The election and re-election of Barack Obama did much to unleash the fear among many Conservatives.  How could a Black man become President of the United State” was a small echo in the back of the anti-Semitic brain (no different than the racist brain).  When it came to public consumption they simply pasted “extreme Liberal” over the words “Black man”.

The answer to that question was tendered through talk radio and Fox News with conspiratorial rhetoric. By the time Trump came on the scene Republicans were scrambling to distance themselves from the “conspiracy” known as the Federal Government, or in Trump speak: the Swamp. It should be no surprise that Republicans made the Faustian bargain of aligning with Trump to avoid primary challenges.

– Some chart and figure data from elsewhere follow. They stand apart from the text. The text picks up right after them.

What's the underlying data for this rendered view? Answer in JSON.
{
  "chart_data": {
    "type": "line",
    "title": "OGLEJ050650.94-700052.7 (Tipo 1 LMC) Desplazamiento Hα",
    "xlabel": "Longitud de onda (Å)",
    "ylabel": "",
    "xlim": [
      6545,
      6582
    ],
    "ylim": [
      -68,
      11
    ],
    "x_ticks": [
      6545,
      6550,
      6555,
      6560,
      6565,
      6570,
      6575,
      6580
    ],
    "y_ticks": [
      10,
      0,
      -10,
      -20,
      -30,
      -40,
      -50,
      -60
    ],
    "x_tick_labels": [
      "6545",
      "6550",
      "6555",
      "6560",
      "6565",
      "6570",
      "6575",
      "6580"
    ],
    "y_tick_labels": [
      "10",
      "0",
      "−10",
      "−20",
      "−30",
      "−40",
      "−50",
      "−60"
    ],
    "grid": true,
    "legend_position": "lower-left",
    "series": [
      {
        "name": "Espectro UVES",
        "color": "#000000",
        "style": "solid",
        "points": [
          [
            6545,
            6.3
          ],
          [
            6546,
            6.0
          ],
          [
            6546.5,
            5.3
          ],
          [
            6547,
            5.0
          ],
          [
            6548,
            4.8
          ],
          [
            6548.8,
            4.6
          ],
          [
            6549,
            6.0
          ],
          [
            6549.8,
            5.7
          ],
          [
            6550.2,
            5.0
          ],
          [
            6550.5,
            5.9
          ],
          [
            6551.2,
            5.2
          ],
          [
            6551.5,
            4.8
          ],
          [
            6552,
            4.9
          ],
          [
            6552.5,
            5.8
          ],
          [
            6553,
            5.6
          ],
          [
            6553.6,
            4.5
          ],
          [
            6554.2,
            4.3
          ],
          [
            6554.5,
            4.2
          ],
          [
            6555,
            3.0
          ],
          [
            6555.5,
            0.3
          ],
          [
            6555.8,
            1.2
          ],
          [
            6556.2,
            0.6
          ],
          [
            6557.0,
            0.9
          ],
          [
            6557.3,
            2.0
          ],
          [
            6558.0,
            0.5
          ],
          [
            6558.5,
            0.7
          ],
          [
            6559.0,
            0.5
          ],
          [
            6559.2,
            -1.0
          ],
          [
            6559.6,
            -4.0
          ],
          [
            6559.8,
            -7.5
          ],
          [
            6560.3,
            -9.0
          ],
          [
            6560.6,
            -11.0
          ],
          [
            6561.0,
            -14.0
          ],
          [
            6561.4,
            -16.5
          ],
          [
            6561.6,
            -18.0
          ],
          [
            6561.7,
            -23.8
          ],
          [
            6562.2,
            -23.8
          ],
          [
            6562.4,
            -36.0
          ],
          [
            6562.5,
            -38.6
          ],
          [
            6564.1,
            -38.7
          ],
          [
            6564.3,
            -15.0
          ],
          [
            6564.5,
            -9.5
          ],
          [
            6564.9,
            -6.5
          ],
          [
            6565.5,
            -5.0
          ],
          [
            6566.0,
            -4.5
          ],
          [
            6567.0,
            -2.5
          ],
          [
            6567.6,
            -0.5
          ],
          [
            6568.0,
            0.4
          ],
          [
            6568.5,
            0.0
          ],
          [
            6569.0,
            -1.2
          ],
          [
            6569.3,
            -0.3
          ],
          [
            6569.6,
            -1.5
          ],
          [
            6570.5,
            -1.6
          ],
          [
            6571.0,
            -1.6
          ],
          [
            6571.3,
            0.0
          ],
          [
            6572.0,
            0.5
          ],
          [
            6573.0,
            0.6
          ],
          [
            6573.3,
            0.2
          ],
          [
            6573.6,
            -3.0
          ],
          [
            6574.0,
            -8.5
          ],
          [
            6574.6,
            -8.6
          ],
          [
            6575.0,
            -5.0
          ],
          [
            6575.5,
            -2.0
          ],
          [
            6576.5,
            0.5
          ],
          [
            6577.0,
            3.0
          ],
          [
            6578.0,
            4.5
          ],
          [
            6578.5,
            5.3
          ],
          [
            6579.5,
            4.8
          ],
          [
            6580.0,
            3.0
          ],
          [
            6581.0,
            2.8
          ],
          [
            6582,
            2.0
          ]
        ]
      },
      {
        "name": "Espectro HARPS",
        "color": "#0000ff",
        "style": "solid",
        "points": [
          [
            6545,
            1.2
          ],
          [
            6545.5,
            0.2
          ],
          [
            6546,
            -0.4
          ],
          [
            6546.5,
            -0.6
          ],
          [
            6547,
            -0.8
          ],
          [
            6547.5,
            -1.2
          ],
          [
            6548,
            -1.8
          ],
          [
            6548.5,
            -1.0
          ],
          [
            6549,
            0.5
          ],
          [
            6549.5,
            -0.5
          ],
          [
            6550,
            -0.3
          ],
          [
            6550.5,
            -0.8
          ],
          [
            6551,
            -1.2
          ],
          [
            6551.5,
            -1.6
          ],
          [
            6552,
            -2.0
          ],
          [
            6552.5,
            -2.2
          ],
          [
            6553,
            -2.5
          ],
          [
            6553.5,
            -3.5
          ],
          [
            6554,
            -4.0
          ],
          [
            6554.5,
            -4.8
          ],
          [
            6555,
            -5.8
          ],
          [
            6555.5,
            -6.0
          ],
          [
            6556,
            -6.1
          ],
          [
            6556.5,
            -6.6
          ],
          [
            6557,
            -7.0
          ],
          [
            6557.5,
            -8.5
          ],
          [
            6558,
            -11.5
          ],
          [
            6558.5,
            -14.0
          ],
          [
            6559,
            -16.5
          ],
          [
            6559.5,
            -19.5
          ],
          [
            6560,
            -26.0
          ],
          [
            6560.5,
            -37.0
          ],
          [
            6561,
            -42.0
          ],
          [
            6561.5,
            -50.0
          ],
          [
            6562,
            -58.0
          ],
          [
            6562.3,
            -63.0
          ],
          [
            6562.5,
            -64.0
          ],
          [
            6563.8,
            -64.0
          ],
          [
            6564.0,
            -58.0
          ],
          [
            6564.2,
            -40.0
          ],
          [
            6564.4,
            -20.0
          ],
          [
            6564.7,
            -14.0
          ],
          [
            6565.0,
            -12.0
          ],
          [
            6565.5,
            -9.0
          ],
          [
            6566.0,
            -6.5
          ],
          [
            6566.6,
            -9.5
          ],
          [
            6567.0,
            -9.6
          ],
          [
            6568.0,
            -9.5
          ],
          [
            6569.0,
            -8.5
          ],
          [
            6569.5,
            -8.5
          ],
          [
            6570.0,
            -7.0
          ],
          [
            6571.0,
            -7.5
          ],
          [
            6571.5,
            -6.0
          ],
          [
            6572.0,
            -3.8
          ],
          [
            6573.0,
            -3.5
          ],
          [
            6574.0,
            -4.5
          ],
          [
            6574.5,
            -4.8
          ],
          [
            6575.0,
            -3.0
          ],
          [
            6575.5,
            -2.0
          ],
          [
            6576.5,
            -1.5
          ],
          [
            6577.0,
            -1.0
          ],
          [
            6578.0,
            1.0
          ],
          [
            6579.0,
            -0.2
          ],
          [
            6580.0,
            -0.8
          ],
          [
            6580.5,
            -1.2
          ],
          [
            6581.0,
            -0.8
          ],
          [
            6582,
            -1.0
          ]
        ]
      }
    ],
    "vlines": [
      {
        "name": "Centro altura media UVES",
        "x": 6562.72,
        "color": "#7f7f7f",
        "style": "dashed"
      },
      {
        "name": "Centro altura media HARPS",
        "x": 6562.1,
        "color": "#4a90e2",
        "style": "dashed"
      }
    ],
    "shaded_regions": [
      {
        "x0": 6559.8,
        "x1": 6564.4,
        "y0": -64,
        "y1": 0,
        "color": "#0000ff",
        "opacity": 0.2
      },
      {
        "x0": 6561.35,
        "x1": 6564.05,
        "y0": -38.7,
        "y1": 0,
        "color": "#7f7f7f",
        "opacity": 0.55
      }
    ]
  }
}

Is Trump an anti-Semite or a racist? Not likely, and certainly not in any ideological sense. His Narcissistic Personality Disorder doesn’t allow for objective labels. Does he trade in anti-Semitism and racism? Absolutely. Is he also responsible for the resurgence in America today of anti-Semitism, racism, and bigotry in general? Of course he is.

That he refers repeatedly to the asylum seekers from Honduras as an “invasion” (calling out for a military response) or warns of Liberal “mobs” or labels the main stream news media as “the enemy of the people” is simply him ringing the dinner bell.

The brain of today’s American anti-Semite or racist wants serenity, like everybody else’s brain. However, it is so stoked with fears that are fed by conspiratorial language that it will often act against its own best interest (such as supporting last year's inequitable tax bill). Pushed far enough it becomes unstable, especially on the fringes. Yet I hope that fear for personal safety does not become the driving focus in the attempt to counterbalance. That would be futile, indeed. Confidence is the element that needs to be embraced, confident that leaders who represent the truth will emerge because the alternative is not sustainable. The first step is to understand that your vote will make a difference.